Hoy comprobé que no hay nada más triste que la mirada de un perro traicionado. Esos ojos amarillos mirando en todas direcciones, las orejas levantadas, su lengua salivando sobre el cemento caliente. Debí ser honesto con él. Debí confesarle que solo lo acaricié para pasar el rato mientras tomaba una Coca-Cola en la plaza. Al principio ni siquiera se dio cuenta de lo que pasaba. Me buscó con su nariz entre los cubos de basura, en una planta seca, en la rueda de un auto. Pero pronto descubrió la verdad: vio mi figura alejándose por la puerta de vidrio de un hall al que no podrá acceder nunca, porque en el edificio está prohibido tener animales. Ahí comprendí que le había dado señales equivocadas: los restos de sándwich de pollo que le convidé en aquella banca o el hecho de dejarlo que me siguiera todo el camino a casa. Lo peor es que en ese rostro ni siquiera había tristeza. Tampoco rabia (de hecho, ni siquiera me ladró). Solo giró un poco su cabeza hacia el lado izquierdo, incrédulo, con esa fe ciega en el ser humano que solo puede tener un perro. El Negro, pensé. Tiene la misma cara del Negro.
Pero lo más extraño es lo que sucedió después: comiendo una pizza recalentada en mi pieza, me puse a llorar. Fue un llanto seco, casi sin lágrimas. Uno como de pena añeja con olor a jazmín y sabor a sal de mar. Tiré la pizza a un lado y, con una polera transpirada y unos pantalones de pijama, bajé a buscar al perro. En mi ingenuidad, me imaginé que todavía estaría con sus orejas levantadas mirando hacia la entrada, pero ya no estaba. Quizás no se fue tan lejos, pensé, y esta vez fui yo el que lo buscó sin éxito entre basureros, plantas secas y ruedas de auto. El llanto volvió a aparecer. Fue menos seco que el anterior, con una especie de hipo que no me dejaba hablar. Tuve que sonarme con las manos a falta de pañuelo.
—¿Todo bien, don Andrés? —me preguntó el conserje cuando regresé.
—Sí, sí —le dije y subí lo más rápido que pude a mi departamento.

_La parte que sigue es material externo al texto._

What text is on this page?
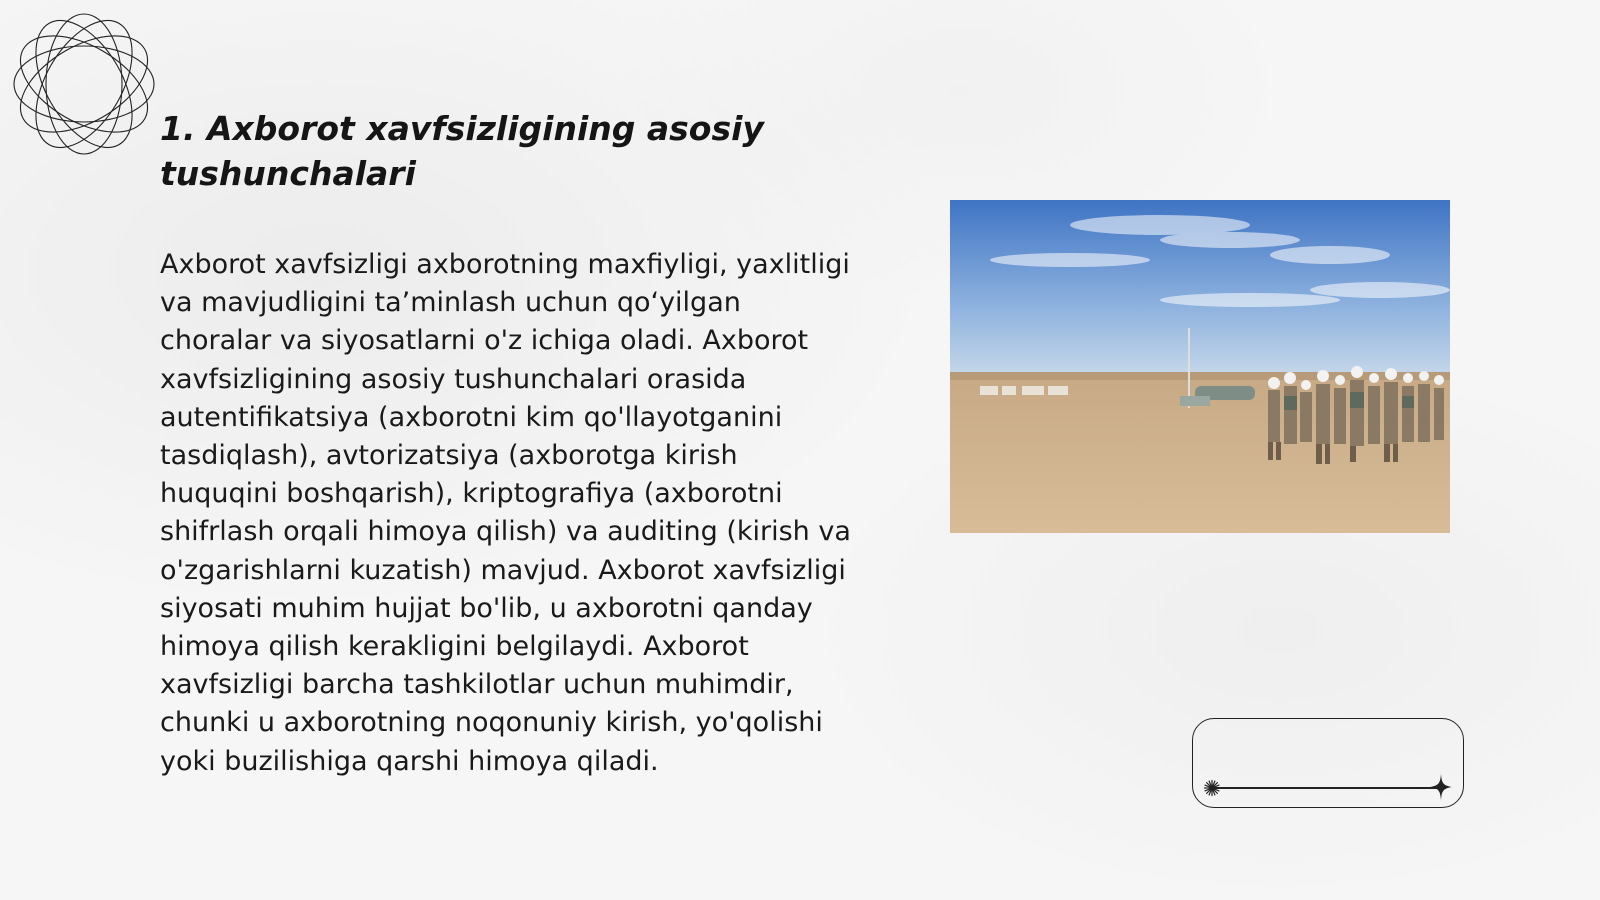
1. Axborot xavfsizligining asosiy tushunchalari

Axborot xavfsizligi axborotning maxfiyligi, yaxlitligi va mavjudligini ta’minlash uchun qo‘yilgan choralar va siyosatlarni o'z ichiga oladi. Axborot xavfsizligining asosiy tushunchalari orasida autentifikatsiya (axborotni kim qo'llayotganini tasdiqlash), avtorizatsiya (axborotga kirish huquqini boshqarish), kriptografiya (axborotni shifrlash orqali himoya qilish) va auditing (kirish va o'zgarishlarni kuzatish) mavjud. Axborot xavfsizligi siyosati muhim hujjat bo'lib, u axborotni qanday himoya qilish kerakligini belgilaydi. Axborot xavfsizligi barcha tashkilotlar uchun muhimdir, chunki u axborotning noqonuniy kirish, yo'qolishi yoki buzilishiga qarshi himoya qiladi.
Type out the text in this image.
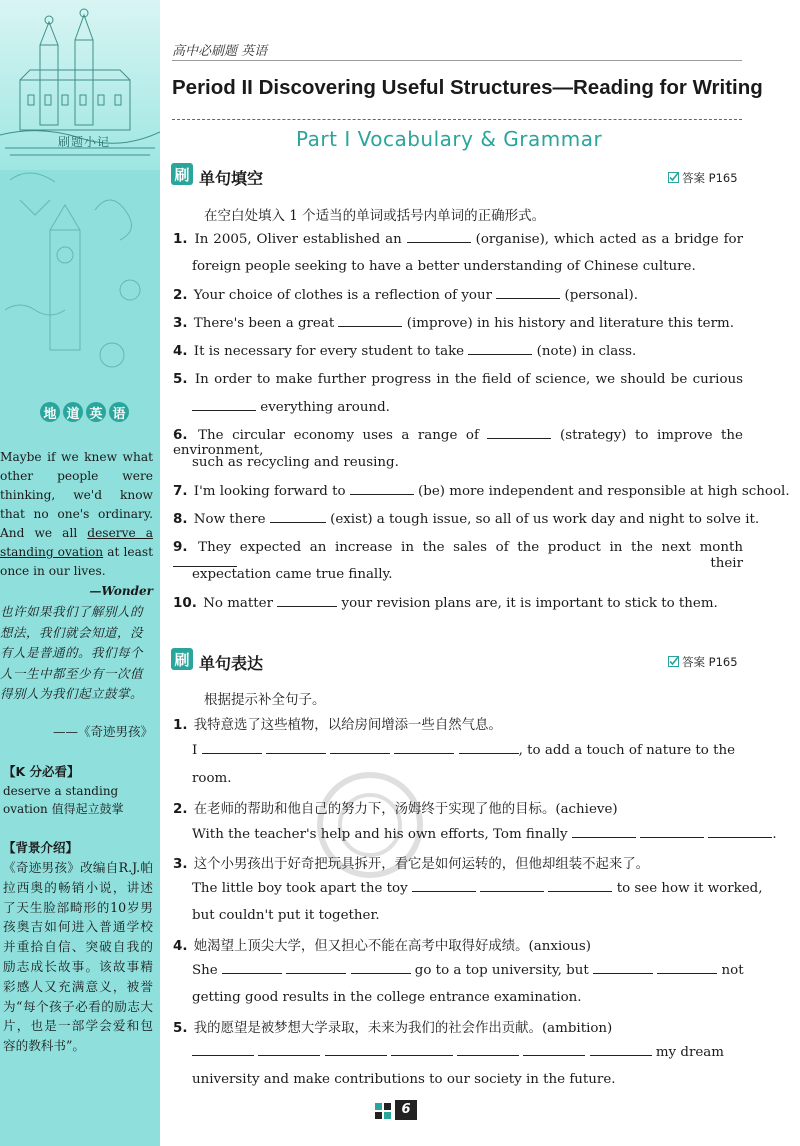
刷题小记
地 道 英 语
Maybe if we knew what other people were thinking, we'd know that no one's ordinary. And we all deserve a standing ovation at least once in our lives.
—Wonder
也许如果我们了解别人的想法，我们就会知道，没有人是普通的。我们每个人一生中都至少有一次值得别人为我们起立鼓掌。
——《奇迹男孩》
【K 分必看】
deserve a standing ovation 值得起立鼓掌
【背景介绍】
《奇迹男孩》改编自R.J.帕拉西奥的畅销小说，讲述了天生脸部畸形的10岁男孩奥吉如何进入普通学校并重拾自信、突破自我的励志成长故事。该故事精彩感人又充满意义，被誉为“每个孩子必看的励志大片，也是一部学会爱和包容的教科书”。
高中必刷题 英语
Period II Discovering Useful Structures—Reading for Writing
Part I Vocabulary & Grammar
刷 单句填空	答案 P165
在空白处填入 1 个适当的单词或括号内单词的正确形式。
1. In 2005, Oliver established an	(organise), which acted as a bridge for
foreign people seeking to have a better understanding of Chinese culture.
2. Your choice of clothes is a reflection of your	(personal).
3. There's been a great	(improve) in his history and literature this term.
4. It is necessary for every student to take	(note) in class.
5. In order to make further progress in the field of science, we should be curious
everything around.
6. The circular economy uses a range of	(strategy) to improve the environment,
such as recycling and reusing.
7. I'm looking forward to	(be) more independent and responsible at high school.
8. Now there	(exist) a tough issue, so all of us work day and night to solve it.
9. They expected an increase in the sales of the product in the next month  their
expectation came true finally.
10. No matter	your revision plans are, it is important to stick to them.
刷 单句表达	答案 P165
根据提示补全句子。
1. 我特意选了这些植物，以给房间增添一些自然气息。
I	, to add a touch of nature to the
room.
2. 在老师的帮助和他自己的努力下，汤姆终于实现了他的目标。(achieve)
With the teacher's help and his own efforts, Tom finally	.
3. 这个小男孩出于好奇把玩具拆开，看它是如何运转的，但他却组装不起来了。
The little boy took apart the toy	to see how it worked,
but couldn't put it together.
4. 她渴望上顶尖大学，但又担心不能在高考中取得好成绩。(anxious)
She	go to a top university, but	not
getting good results in the college entrance examination.
5. 我的愿望是被梦想大学录取，未来为我们的社会作出贡献。(ambition)
my dream
university and make contributions to our society in the future.
6
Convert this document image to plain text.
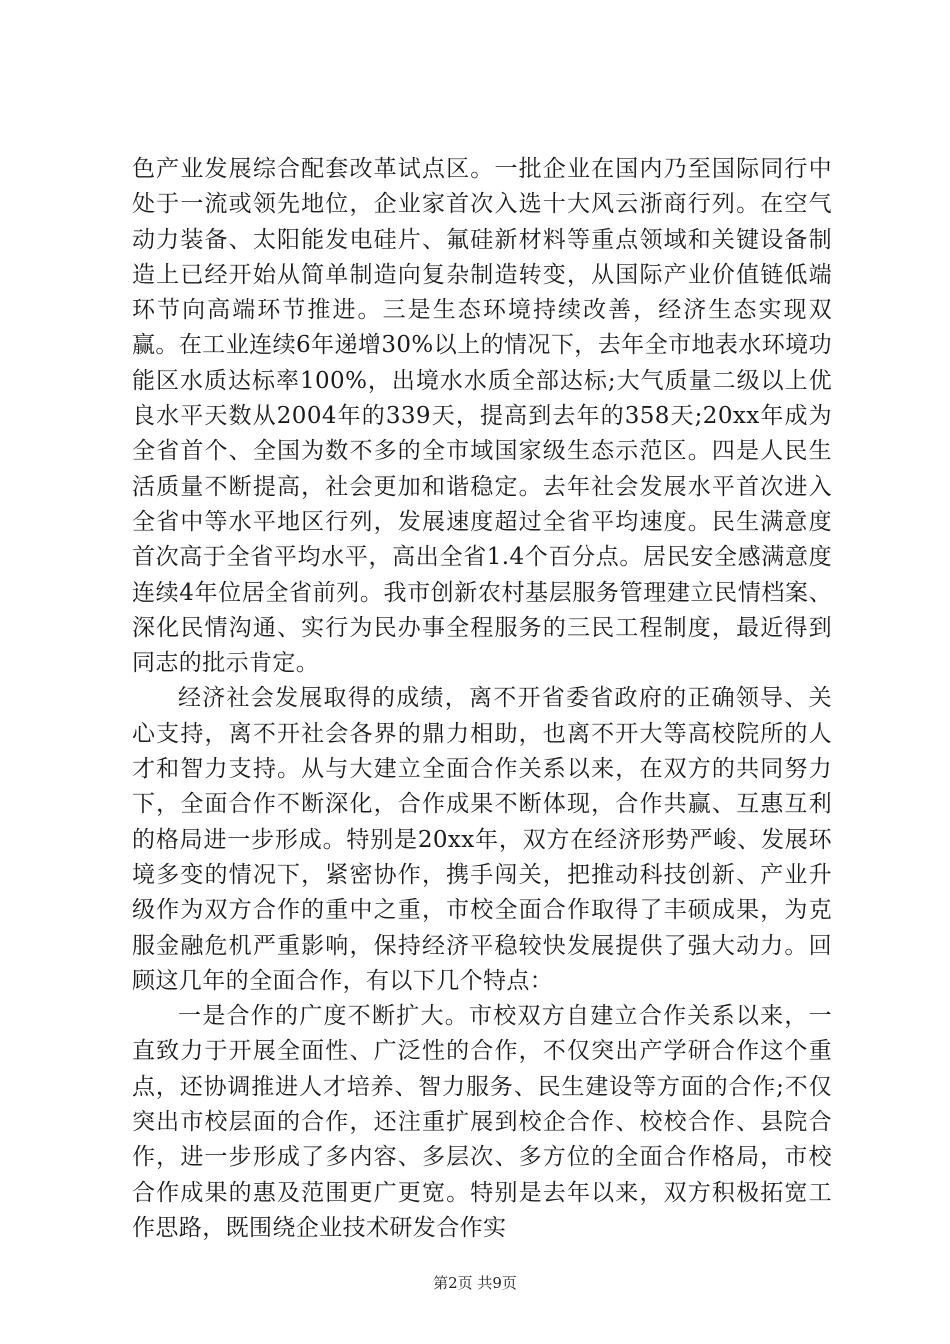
色产业发展综合配套改革试点区。一批企业在国内乃至国际同行中处于一流或领先地位，企业家首次入选十大风云浙商行列。在空气动力装备、太阳能发电硅片、氟硅新材料等重点领域和关键设备制造上已经开始从简单制造向复杂制造转变，从国际产业价值链低端环节向高端环节推进。三是生态环境持续改善，经济生态实现双赢。在工业连续6年递增30%以上的情况下，去年全市地表水环境功能区水质达标率100%，出境水水质全部达标;大气质量二级以上优良水平天数从2004年的339天，提高到去年的358天;20xx年成为全省首个、全国为数不多的全市域国家级生态示范区。四是人民生活质量不断提高，社会更加和谐稳定。去年社会发展水平首次进入全省中等水平地区行列，发展速度超过全省平均速度。民生满意度首次高于全省平均水平，高出全省1.4个百分点。居民安全感满意度连续4年位居全省前列。我市创新农村基层服务管理建立民情档案、深化民情沟通、实行为民办事全程服务的三民工程制度，最近得到同志的批示肯定。

经济社会发展取得的成绩，离不开省委省政府的正确领导、关心支持，离不开社会各界的鼎力相助，也离不开大等高校院所的人才和智力支持。从与大建立全面合作关系以来，在双方的共同努力下，全面合作不断深化，合作成果不断体现，合作共赢、互惠互利的格局进一步形成。特别是20xx年，双方在经济形势严峻、发展环境多变的情况下，紧密协作，携手闯关，把推动科技创新、产业升级作为双方合作的重中之重，市校全面合作取得了丰硕成果，为克服金融危机严重影响，保持经济平稳较快发展提供了强大动力。回顾这几年的全面合作，有以下几个特点：

一是合作的广度不断扩大。市校双方自建立合作关系以来，一直致力于开展全面性、广泛性的合作，不仅突出产学研合作这个重点，还协调推进人才培养、智力服务、民生建设等方面的合作;不仅突出市校层面的合作，还注重扩展到校企合作、校校合作、县院合作，进一步形成了多内容、多层次、多方位的全面合作格局，市校合作成果的惠及范围更广更宽。特别是去年以来，双方积极拓宽工作思路，既围绕企业技术研发合作实

第2页 共9页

¿Serán los nervios por esa puta audiencia de mañana? Es posible. Desde que mi padre me pidió que lo acompañara que no estoy tranquilo. Pero no creo que sea eso. Es algo como pegoteado en mis intestinos. Cierro los ojos durante unos minutos y respiro hondo. Sí, no puedo negarlo. Estoy llorando otra vez por el Negro. Claro, no es solo por él. Lloro también por el chico obeso que fui alguna vez. Ese con la partidura tipo Superman y esa camisita escocesa dentro de los pantaloncitos beige que mi madre me obligaba a subir hasta las tetas porque decía que así se vestían los niños decentes. Ese niño que hoy me parece un desconocido con el que me veo obligado a compartir recuerdos. Lloro también por los jazmines de la calle María Reina. Por esas tardes de viento cálido jugando fútbol con el Colorín, el Chete y el Churejas. Lloro por lo que pasó ese año, cuando todo cambió entre nosotros. Incluso lloro por Arnoldo. Quizás, especialmente por él.